Ainsi prit fin, non seulement la domination sarrasine en Espagne, mais aussi la civilisation arabe. Car, encore plus tôt, cette civilisation s’était effondrée en Asie, comme nous le verrons actuellement. Il a influencé de nombreux pays et de nombreuses cultures et a laissé de nombreux souvenirs brillants. Mais il n’est pas remonté par lui-même dans l’après-histoire.

 

Après le départ des Sarrasins, l’Espagne, sous Ferdinand et Isabelle, grandit au pouvoir. Peu de temps après, la découverte de l’Amérique lui a apporté de vastes richesses et pendant un certain temps, elle a été le pays le plus puissant d’Europe, dominant les autres. Mais sa chute fut rapide et elle sombra dans l’insignifiance, et tandis que les autres pays d’Europe avancèrent, l’Espagne resta stagnante, rêvant encore du Moyen Âge et ne se rendant pas compte que le monde avait changé depuis.

 

Un historien anglais, Lane Poole [(1854-1931) est un orientaliste et archéologue britannique.], a écrit sur les Sarrasins en Espagne :

« Pendant des siècles, l’Espagne avait été le centre de la civilisation, le siège des arts et des sciences, du savoir et de toute forme d’illumination raffinée.
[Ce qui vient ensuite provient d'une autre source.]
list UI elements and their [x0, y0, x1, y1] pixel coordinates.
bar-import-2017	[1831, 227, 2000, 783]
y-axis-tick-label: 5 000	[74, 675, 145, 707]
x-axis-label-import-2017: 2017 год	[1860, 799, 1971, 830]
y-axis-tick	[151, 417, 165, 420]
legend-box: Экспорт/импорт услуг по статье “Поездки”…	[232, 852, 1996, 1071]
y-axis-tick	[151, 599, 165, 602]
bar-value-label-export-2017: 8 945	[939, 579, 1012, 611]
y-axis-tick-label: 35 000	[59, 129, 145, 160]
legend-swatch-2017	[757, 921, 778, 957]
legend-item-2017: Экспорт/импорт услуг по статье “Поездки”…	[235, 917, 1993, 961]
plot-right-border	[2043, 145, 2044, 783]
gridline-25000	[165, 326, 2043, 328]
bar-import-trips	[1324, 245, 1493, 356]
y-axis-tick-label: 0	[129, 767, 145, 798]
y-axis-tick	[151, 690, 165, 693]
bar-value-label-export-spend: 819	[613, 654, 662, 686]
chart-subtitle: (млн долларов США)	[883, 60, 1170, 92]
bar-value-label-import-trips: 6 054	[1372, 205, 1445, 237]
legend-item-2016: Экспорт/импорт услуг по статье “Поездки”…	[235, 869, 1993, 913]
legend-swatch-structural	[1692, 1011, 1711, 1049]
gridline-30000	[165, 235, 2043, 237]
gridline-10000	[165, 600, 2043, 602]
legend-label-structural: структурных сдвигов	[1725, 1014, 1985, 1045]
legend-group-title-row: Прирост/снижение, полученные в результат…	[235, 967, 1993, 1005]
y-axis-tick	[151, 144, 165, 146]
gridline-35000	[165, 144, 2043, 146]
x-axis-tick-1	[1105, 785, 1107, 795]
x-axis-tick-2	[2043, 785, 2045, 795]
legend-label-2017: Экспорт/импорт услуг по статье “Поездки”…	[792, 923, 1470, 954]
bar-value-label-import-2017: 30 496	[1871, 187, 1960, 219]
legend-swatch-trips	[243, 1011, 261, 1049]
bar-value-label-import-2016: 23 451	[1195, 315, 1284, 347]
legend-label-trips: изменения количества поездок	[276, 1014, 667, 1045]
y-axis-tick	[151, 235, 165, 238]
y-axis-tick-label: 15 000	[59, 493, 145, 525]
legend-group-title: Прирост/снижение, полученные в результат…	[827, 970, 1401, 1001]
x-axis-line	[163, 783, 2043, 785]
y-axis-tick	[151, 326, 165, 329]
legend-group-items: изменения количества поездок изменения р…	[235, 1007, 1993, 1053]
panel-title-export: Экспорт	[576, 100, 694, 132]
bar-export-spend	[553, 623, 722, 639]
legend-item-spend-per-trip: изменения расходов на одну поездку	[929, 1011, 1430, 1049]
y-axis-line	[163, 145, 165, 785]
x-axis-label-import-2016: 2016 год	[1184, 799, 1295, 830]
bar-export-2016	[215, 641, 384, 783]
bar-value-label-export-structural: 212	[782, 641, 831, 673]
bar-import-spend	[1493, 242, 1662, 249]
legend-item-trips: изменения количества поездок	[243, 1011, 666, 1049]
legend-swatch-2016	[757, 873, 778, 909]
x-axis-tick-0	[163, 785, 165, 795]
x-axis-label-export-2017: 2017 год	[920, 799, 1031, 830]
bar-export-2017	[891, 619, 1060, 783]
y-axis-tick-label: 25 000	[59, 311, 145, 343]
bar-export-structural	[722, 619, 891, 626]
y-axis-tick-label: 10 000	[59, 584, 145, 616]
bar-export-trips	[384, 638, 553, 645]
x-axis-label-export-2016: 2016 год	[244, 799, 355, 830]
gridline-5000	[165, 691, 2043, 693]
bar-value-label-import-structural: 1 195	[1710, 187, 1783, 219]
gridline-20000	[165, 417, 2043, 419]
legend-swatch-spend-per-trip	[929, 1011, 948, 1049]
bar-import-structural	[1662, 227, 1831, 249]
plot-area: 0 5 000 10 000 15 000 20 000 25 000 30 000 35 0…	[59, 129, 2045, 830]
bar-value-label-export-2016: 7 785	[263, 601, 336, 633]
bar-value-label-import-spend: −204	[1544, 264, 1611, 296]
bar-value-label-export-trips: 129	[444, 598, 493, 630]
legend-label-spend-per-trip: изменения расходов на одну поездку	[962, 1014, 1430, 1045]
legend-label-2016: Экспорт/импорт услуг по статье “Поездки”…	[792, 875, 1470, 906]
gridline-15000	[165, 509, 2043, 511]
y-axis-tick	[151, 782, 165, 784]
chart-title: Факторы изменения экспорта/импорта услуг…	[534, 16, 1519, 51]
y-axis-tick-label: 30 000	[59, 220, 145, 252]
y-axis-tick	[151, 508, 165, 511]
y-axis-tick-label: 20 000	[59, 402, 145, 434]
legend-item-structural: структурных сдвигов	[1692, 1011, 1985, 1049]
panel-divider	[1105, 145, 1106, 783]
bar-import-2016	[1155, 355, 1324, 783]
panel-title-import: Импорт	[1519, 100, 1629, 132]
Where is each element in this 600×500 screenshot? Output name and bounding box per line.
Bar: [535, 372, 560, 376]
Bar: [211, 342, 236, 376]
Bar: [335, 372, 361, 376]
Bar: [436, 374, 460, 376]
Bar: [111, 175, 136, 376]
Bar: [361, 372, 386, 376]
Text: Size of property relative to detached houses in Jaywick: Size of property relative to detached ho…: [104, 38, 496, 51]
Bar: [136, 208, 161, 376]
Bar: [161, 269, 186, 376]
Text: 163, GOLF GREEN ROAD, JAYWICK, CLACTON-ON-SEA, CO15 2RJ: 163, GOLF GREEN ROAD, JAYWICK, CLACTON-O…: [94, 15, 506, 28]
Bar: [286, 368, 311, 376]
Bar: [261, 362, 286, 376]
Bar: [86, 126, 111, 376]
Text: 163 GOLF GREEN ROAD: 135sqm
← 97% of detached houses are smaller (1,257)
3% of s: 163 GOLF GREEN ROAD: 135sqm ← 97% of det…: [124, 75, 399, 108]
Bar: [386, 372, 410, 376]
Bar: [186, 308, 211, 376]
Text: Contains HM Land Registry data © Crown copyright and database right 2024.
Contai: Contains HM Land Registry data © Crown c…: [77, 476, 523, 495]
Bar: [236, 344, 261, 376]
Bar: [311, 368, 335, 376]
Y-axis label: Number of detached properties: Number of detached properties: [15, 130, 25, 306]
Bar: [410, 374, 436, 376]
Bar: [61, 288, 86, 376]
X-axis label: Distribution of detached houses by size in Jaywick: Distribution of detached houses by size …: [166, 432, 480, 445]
Aucun autre pays d’Europe n’avait jusqu’à présent approché la domination cultivée des Maures. Le bref éclat de Ferdinand et d’Isabelle, et de l’Empire de Charles, ne pouvait trouver une telle prééminence durable. Les Maures ont été bannis ; pendant un moment, l’Espagne chrétienne brillait, comme la lune, d’une lumière empruntée ; puis est venue l’éclipse, et dans cette obscurité, l’Espagne a rampé depuis. Le véritable mémorial des Maures est vu dans des étendues désolées de stérilité totale, où une fois que les Maures ont cultivé des vignes et des olives luxuriantes et des épis de maïs jaunes ; dans une population stupide et ignorante où jadis l’esprit et le savoir se sont épanouis ; dans la stagnation générale et la dégradation d’un peuple qui a désespérément chuté dans l’échelle des nations et qui a mérité son humiliation. »

 

C’est un jugement difficile. Il y a environ un an, il y a eu une révolution en Espagne et le roi a été destitué. Il y a une république là-bas maintenant. Peut-être que cette jeune république fera mieux et ramènera l’Espagne dans la même direction que les autres pays.